Fight Club, un titolo due cult, sia in ambito letterario che in quello cinematografico.
Quello che, personalmente, considero il capolavoro di Palahniuk è una denuncia netta e decisa contro il consumismo imperante del mondo occidentale e la storia ne delinea chiaramente la follia degenerativa. Il protagonista (non ha nome, come del resto nel film omonimo di David Fincher) vive alienato un lavoro che non ama, in un appartamento arredato con tutti i mobili coordinati di cui non gli interessa nulla, è sistematicamente solo, tanto da dover recarsi nei gruppi di sostegno per malati terminali per sentirsi avvolto da calore umano.
Fino a quando la sua vita non si incrocia con gli altri due protagonisti della storia: Marla Singer – una giovane disadattata che campa alla giornata e che frequenta con lui i gruppi di sostegno (anche quello per il cancro ai testicoli) – e soprattutto Tyler Durden, un curioso quanto improbabile produttore di saponi.
Inutile svelare il resto della trama che ha un finale veramente a sorpresa.

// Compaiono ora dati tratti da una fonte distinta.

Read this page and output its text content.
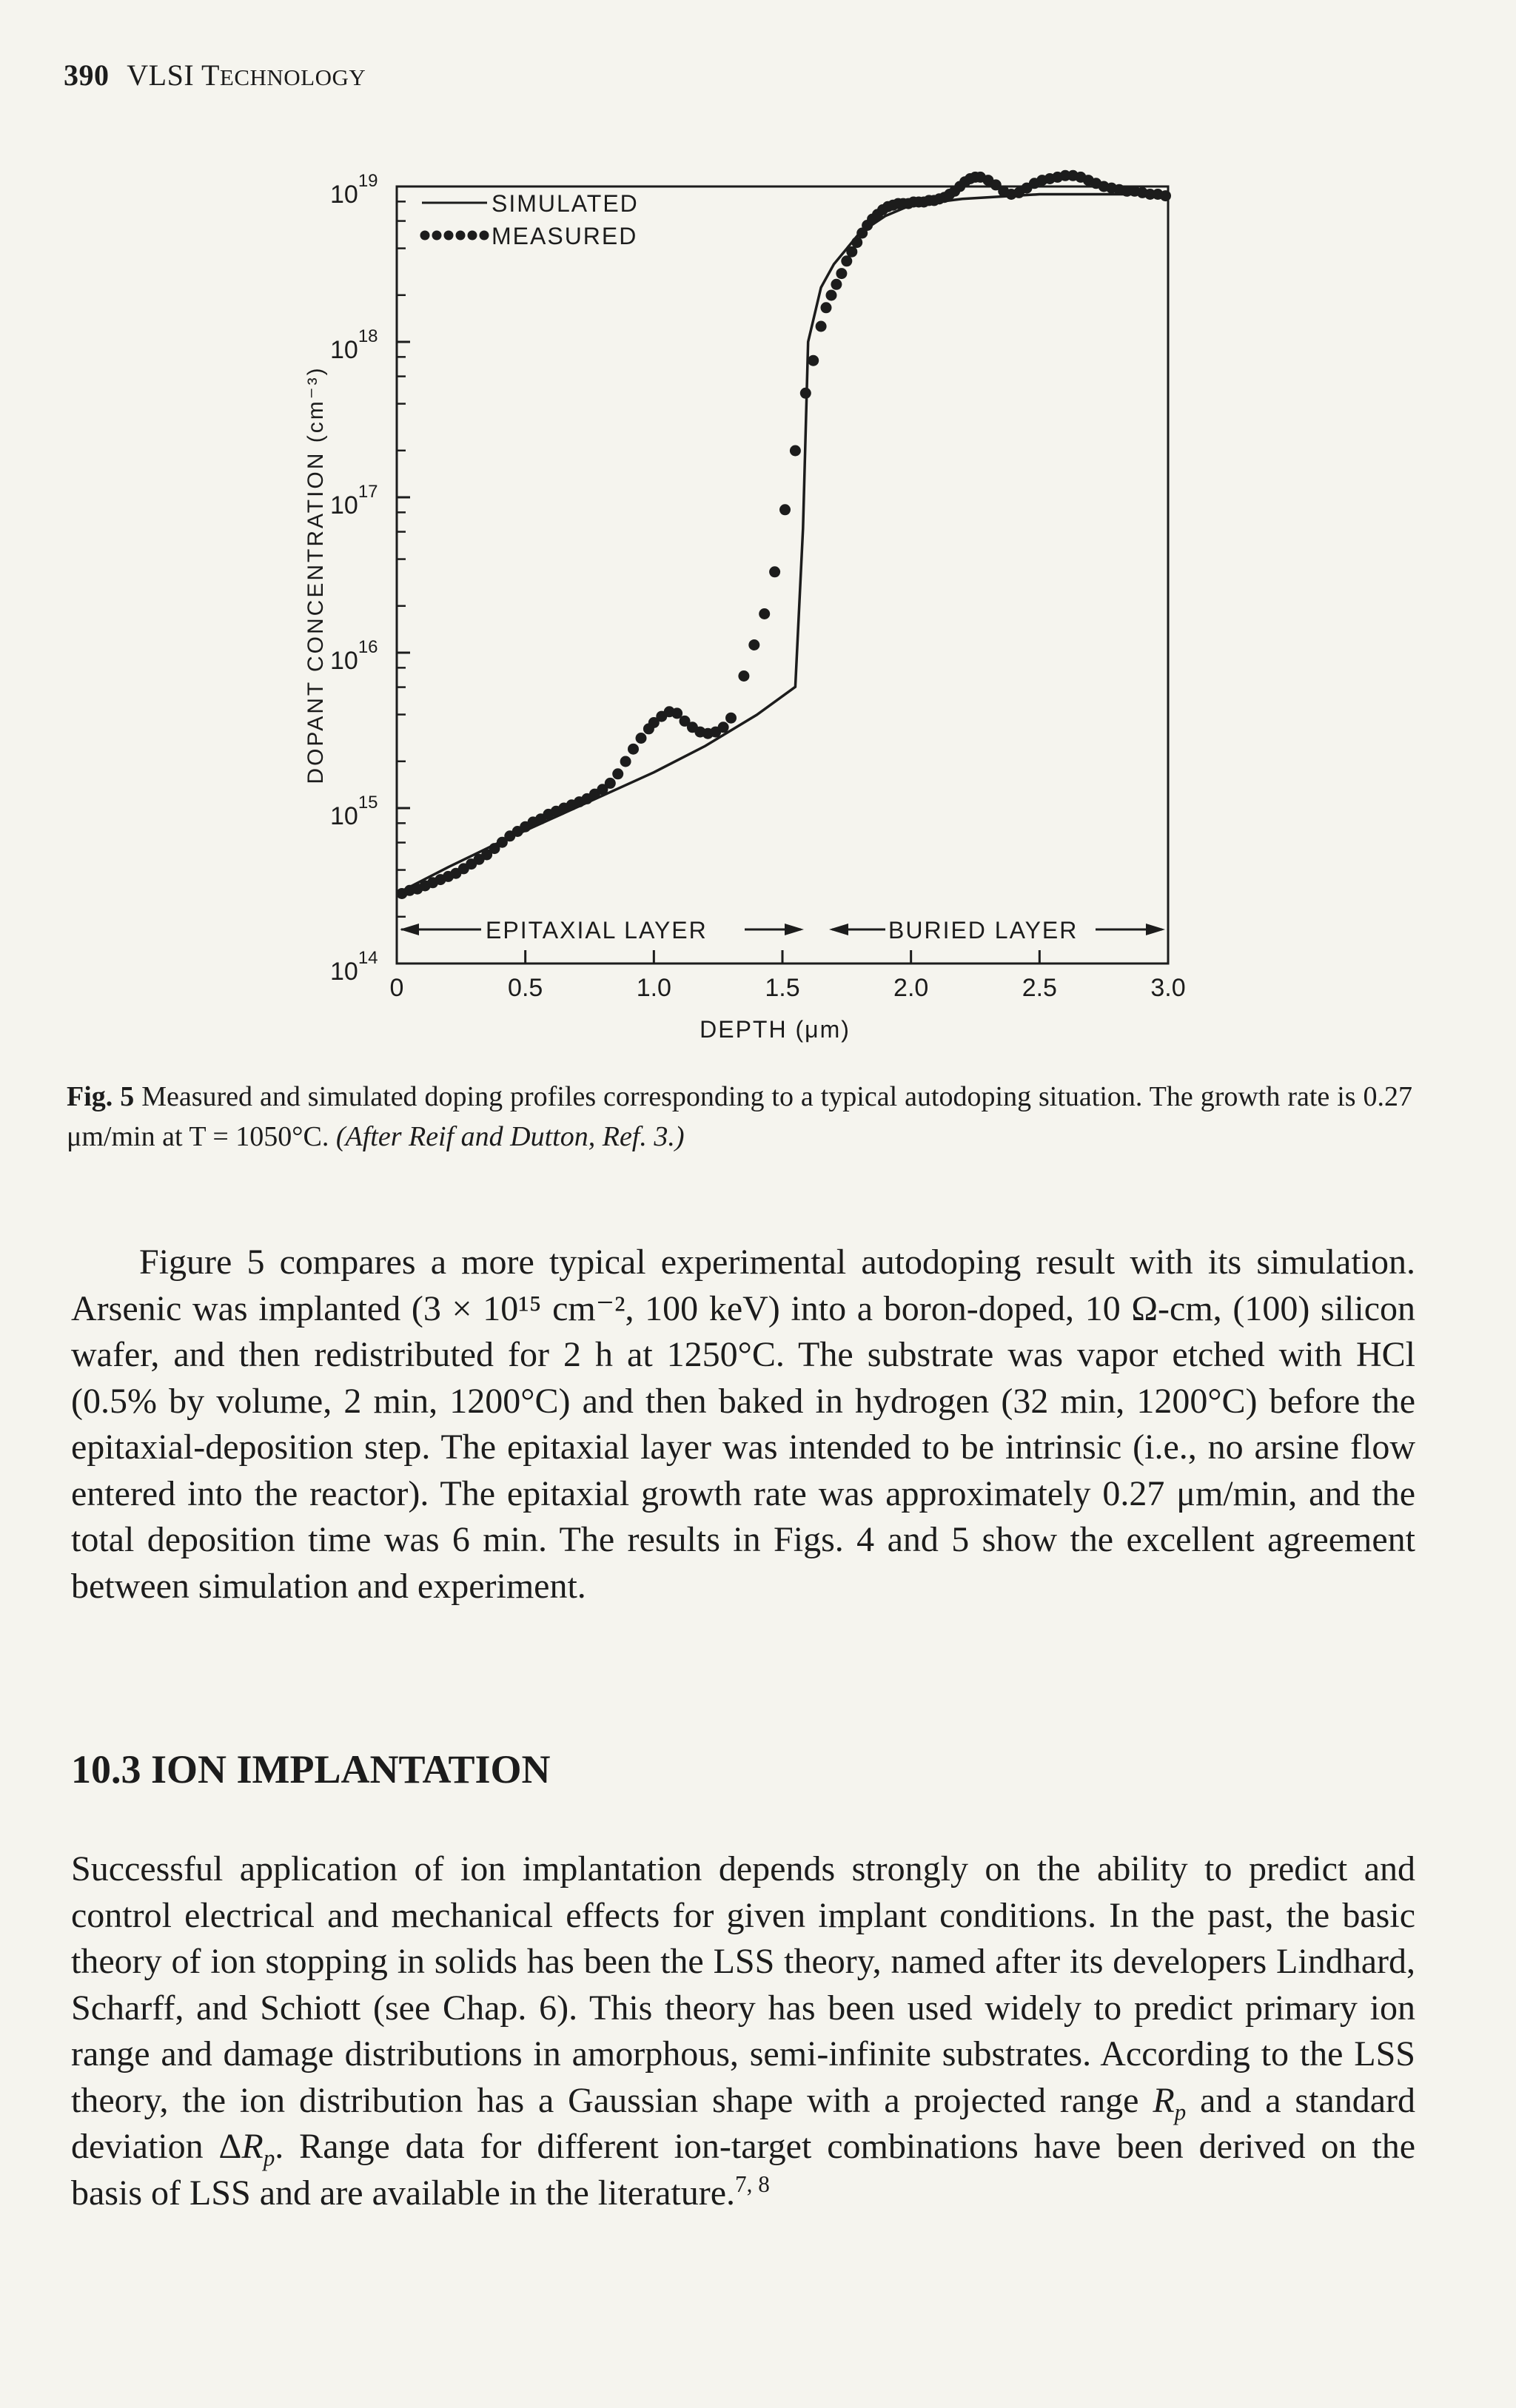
390 VLSI TECHNOLOGY
$10^{19}$
$10^{18}$
$10^{17}$
$10^{16}$
$10^{15}$
$10^{14}$
0	0.5	1.0	1.5	2.0	2.5	3.0
DOPANT CONCENTRATION (cm⁻³)
DEPTH (μm)
SIMULATED
MEASURED
EPITAXIAL LAYER	BURIED LAYER
Fig. 5 Measured and simulated doping profiles corresponding to a typical autodoping situation. The growth rate is 0.27 μm/min at T = 1050°C. (After Reif and Dutton, Ref. 3.)

Figure 5 compares a more typical experimental autodoping result with its simulation. Arsenic was implanted (3 × 10¹⁵ cm⁻², 100 keV) into a boron-doped, 10 Ω-cm, (100) silicon wafer, and then redistributed for 2 h at 1250°C. The substrate was vapor etched with HCl (0.5% by volume, 2 min, 1200°C) and then baked in hydrogen (32 min, 1200°C) before the epitaxial-deposition step. The epitaxial layer was intended to be intrinsic (i.e., no arsine flow entered into the reactor). The epitaxial growth rate was approximately 0.27 μm/min, and the total deposition time was 6 min. The results in Figs. 4 and 5 show the excellent agreement between simulation and experiment.

10.3 ION IMPLANTATION

Successful application of ion implantation depends strongly on the ability to predict and control electrical and mechanical effects for given implant conditions. In the past, the basic theory of ion stopping in solids has been the LSS theory, named after its developers Lindhard, Scharff, and Schiott (see Chap. 6). This theory has been used widely to predict primary ion range and damage distributions in amorphous, semi-infinite substrates. According to the LSS theory, the ion distribution has a Gaussian shape with a projected range $R_p$ and a standard deviation $\Delta R_p$. Range data for different ion-target combinations have been derived on the basis of LSS and are available in the literature.$^{7, 8}$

Il film di Fincher segue egregiamente e sviluppa, grazie alla bravura dei tre protagonisti: Edward Norton, Helena Bonham Carter e Brad Pitt, le tematiche care a Palahniuk e rispetta la trama anche nelle singole battute.
Mancanza di originalità?
No, non penso. Credo che Fincher, giustamente, di fronte ad un’opera stilisticamente perfetta nel concretizzare sotto agli occhi dei lettori il messaggio chiaro ed incisivo di Palahiuk, abbia preferito riportare le battute integrali, che in molti scambi rasentano la genialità perché riescono ad essere spietate pur strappando un sorriso, struggenti e ciniche nel contempo.
Finalmente un buon film all’altezza di un grande libro.